Eleanor Coade (1733-1821) developed a successful manufactory of artificial stone statues and decorative items from 1769 at her premises in Lambeth. Her customers eventually included major architects, civic and church officials and the royal family. Clearly, she was a shrewd businesswoman and inspired loyalty from her employees and associates, but she was not afraid to litigate and to insist on her rights. Due to a lack of information about her as an individual, she has received little scholarly attention and has necessarily been represented through her products and their locations.The uniqueness of her case is thus less apparent when she is subsumed as a footnote within discussions of taste and luxury goods, and neoclassical architecture.

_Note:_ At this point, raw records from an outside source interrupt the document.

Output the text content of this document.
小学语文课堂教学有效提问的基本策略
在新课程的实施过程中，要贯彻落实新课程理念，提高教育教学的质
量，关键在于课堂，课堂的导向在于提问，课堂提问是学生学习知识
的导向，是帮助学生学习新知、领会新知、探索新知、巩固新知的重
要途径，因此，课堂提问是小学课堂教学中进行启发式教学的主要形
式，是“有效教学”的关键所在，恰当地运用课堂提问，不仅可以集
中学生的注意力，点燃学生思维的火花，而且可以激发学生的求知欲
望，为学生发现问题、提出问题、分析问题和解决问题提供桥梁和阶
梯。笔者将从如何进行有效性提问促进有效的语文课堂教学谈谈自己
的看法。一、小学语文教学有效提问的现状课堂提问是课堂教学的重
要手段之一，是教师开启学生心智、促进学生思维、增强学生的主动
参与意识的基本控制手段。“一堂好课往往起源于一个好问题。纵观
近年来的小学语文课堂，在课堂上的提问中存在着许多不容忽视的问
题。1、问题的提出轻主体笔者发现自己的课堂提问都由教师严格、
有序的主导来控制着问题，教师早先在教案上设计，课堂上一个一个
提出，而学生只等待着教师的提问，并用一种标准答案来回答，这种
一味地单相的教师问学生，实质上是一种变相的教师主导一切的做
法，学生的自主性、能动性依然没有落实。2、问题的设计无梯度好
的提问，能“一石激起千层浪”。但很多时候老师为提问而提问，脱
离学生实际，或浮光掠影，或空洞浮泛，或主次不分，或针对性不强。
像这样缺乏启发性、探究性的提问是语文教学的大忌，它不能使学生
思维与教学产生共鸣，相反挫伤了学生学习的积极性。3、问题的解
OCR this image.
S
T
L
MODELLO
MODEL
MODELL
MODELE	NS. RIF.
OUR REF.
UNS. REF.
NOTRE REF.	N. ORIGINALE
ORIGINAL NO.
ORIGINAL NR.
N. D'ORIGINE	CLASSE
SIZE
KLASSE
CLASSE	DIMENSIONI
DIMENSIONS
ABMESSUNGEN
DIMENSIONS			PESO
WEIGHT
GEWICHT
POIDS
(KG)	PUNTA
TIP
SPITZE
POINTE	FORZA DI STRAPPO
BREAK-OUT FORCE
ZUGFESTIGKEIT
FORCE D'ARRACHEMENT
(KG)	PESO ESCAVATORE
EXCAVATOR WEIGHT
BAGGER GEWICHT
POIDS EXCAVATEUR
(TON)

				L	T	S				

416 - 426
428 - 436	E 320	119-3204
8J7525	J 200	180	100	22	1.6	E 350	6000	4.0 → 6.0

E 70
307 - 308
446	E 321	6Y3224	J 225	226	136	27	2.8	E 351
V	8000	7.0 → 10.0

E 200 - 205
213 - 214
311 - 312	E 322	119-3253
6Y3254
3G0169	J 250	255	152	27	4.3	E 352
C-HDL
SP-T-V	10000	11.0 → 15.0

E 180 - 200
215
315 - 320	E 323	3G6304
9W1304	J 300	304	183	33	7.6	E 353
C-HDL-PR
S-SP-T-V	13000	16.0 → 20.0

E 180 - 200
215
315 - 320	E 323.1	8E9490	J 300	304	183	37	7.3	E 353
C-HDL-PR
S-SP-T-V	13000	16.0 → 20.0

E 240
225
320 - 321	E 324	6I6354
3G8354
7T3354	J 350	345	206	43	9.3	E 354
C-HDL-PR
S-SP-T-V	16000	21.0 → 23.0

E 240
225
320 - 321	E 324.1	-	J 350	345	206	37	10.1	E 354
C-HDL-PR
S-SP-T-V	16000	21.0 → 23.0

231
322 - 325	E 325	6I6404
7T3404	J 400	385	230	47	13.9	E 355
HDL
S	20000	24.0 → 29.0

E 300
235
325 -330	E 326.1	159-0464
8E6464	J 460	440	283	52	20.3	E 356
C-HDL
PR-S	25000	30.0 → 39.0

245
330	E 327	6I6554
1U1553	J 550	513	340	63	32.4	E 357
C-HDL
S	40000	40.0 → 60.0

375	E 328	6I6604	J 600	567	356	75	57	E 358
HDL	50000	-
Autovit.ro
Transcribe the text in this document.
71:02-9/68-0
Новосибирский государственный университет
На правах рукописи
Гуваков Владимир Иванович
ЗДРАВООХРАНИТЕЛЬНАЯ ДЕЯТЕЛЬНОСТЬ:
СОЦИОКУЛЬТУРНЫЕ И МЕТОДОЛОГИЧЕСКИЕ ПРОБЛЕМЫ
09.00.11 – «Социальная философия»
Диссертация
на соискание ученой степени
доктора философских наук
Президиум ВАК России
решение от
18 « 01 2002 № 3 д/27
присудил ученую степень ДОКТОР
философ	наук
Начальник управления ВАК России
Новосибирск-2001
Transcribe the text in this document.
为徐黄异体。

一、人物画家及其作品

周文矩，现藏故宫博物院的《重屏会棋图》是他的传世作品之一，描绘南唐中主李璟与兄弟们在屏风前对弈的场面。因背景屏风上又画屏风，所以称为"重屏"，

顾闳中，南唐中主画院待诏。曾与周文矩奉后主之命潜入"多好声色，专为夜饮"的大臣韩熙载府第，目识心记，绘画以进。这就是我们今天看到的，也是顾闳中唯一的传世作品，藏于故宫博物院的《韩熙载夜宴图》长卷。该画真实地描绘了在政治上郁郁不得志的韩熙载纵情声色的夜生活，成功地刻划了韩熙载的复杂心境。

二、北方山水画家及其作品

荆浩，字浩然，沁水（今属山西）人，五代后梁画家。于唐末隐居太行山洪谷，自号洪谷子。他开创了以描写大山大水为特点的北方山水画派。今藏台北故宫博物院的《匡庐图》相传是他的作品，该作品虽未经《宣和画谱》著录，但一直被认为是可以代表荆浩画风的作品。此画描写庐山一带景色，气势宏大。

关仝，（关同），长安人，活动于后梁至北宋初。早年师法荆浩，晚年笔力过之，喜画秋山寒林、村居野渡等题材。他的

My paper examines the evidence that points to Coade’s marketing strategies, to business problems and the assumptions which denied her a role as entrepreneur. She was unusually not engaged in the businesses associated with a feminised luxury trade, although she began as a draper. Her trade card and catalogue demonstate how she utilised classical iconography and prints from Grand Tour collections to promote and design her goods.They feature sculpture and emblematic images which were owned by or demonstrate the prerogatives of powerful and wealthy men who were also her customers. However they also point to the religious and charitable interests of her customers for which she provided evidence in enduring stone. Her nonconformist background and connections are likely to have contributed to her success, but hers is still a remarkable achievement in a highly competetive market.

Miriam has just begun her research at Birkbeck, University of London, supervised by Dr. Luisa Calè and Dr. Kate Retford, looking at the ways in which eighteenth-century women accessed and engaged with Classical sculpture. She has MA’s in Eighteenth-Century Studies and in Early Modern Studies, and has taught at all levels in the past, currently in EFL.